A Bull That Shaped the World
These papal bulls confirmed the territorial rights of the kingdoms of Portugal and Castile regarding the newly discovered lands after the first voyage of Columbus in 1492. The collection is formed by five leaves of parchment, each measuring 48 x 68 cm, with the following contents:
This papal bull was issued by Pope Sixtus IV on June 21st, 1481. It confirmed the agreements in the Treaty of Alcaçovas-Toledo signed on September 4th, 1479, according to which the Canary Islands were given to Castile, while the territorial acquisitions in Africa and eastward to the Indies were granted to Portugal. This bull, which is held in the Torre do Tombo National Archive in Lisbon, is the precedent of those issued by Pope Alexander VI to the Kings of Spain.
Inter caetera of May 3rd
Issued by Pope Alexander VI on May 3rd, 1493, this papal bull gave the Catholic Monarchs the rights over the newly discovered lands of the western Atlantic that did not belong to other Christian princes. It is signed by the Pope’s personal secretary Ludovicus Podocatharus, the Abbreviator G.B. de Ferraris, the scribe Bautista Capotius and the notary D. Serrano. The original document is held in the National Archives of the Indies in Seville.
Inter caetera of May 4th
This bull was issued one day later, i.e. on 4 May 1493. Although it is similar to the first one in some aspects, it contains some variants: it establishes a line of demarcation one hundred leagues west from the Azores and Cape Verde, granting the lands west of that line to the Kings of Castile, and those east of it to the King of Portugal. The original document is held in the Archive of the Indies in Seville.

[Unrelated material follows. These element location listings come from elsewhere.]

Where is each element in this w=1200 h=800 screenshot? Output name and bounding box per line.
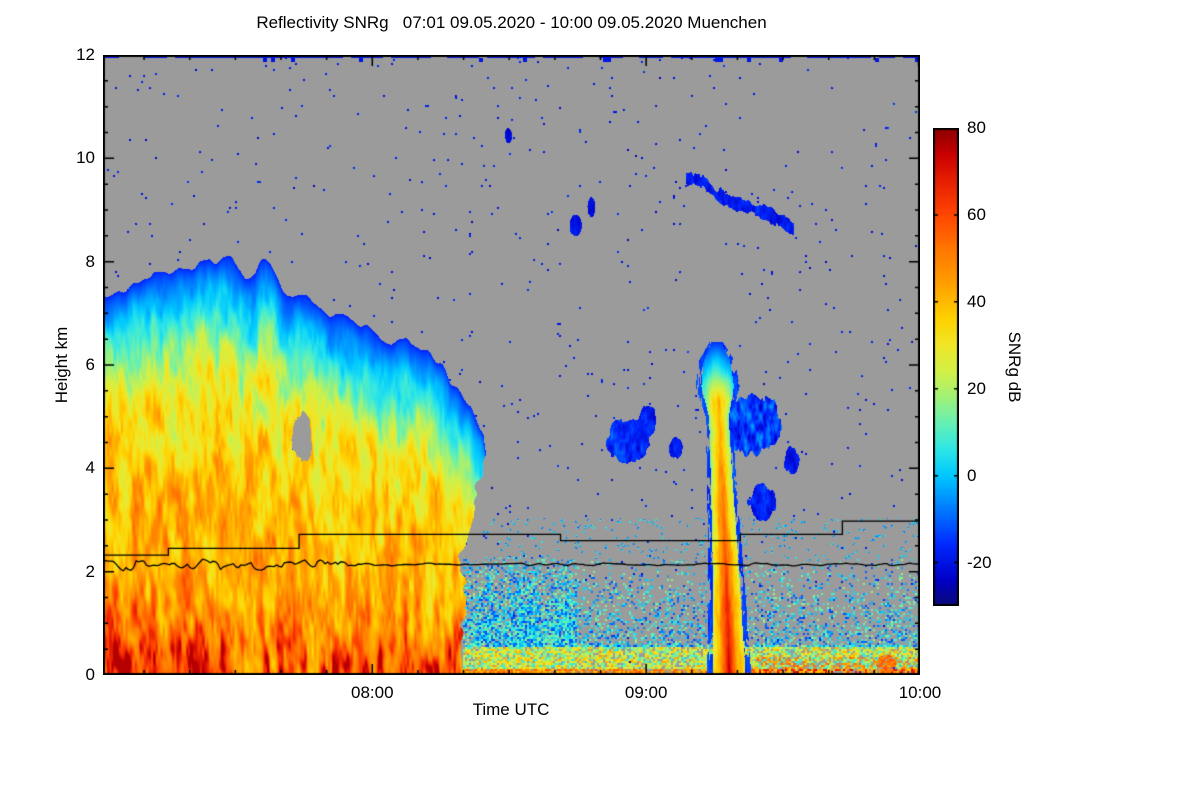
x-tick-label: 09:00 bbox=[624, 683, 668, 702]
x-tick-label: 10:00 bbox=[898, 683, 942, 702]
cb-tick-label: 40 bbox=[967, 291, 986, 311]
y-tick-label: 12 bbox=[76, 45, 95, 64]
x-tick-label: 08:00 bbox=[351, 683, 394, 702]
colorbar-canvas bbox=[933, 128, 959, 606]
y-tick-label: 4 bbox=[85, 458, 95, 478]
y-tick-label: 0 bbox=[85, 665, 95, 684]
colorbar-label: SNRg dB bbox=[1005, 331, 1024, 403]
cb-tick-label: 60 bbox=[967, 204, 986, 224]
heatmap-canvas bbox=[103, 55, 920, 675]
cb-tick-label: -20 bbox=[967, 552, 992, 572]
cb-tick-label: 20 bbox=[967, 378, 986, 398]
cb-tick-label: 80 bbox=[967, 118, 986, 137]
x-axis-label: Time UTC bbox=[472, 700, 550, 719]
y-tick-label: 10 bbox=[76, 148, 95, 168]
y-tick-label: 2 bbox=[85, 561, 95, 581]
cb-tick-label: 0 bbox=[967, 465, 977, 485]
chart-title: Reflectivity SNRg 07:01 09.05.2020 - 10:… bbox=[256, 13, 767, 32]
y-tick-label: 6 bbox=[85, 355, 95, 374]
y-tick-label: 8 bbox=[85, 251, 95, 271]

This is a later papal bull, issued on September 26th, 1493 also by Alexander VI. It supplemented the Inter caetera bulls, and confirmed the sovereignty of the Catholic Monarchs over the lands and islands that would be discovered during the navigations in the western Atlantic Ocean. The original document, as well as a copy of it, are held in the Archives of the Indies in Seville.
A verbatim copy of the Inter caetera of May 4th
Verbatim copies of one of the Inter caetera were delivered to the Catholic Monarchs several times to prove their rights over the New World to third parties. One of these copies is held in the General Archive of Simancas.
The Bulls of Alexander VI: The Basis for a New World
On September 4th, 1479, the Catholic Monarchs of Castile and Aragon on one side, and King Afonso V of Portugal and his son the Prince John on the other, signed the Treaty of Alcaçovas. One of its agreements was to grant sovereignty over the Canary Islands and the Western Atlantic to Castile, while Portugal gained the African territories and those eastward to the Indies.
In 1492, as soon as the discovery of a new world by Columbus was known, the Kings of Castile needed to confirm their control over those newly discovered lands. Thus, they officially requested the concession of those lands from Pope Alexander VI.
The papal bulls issued by Alexander VI responding to that request were the basis for negotiation between Spain and Portugal with regard to the sovereignty of the New World, resulting in the Treaty of Tordesillas in 1494 and the division of the New World between the two kingdoms. This means that the papal bulls of Pope Alexander VI shaped the structure of the modern world for the following centuries, and thus are some of the most important documents in modern history.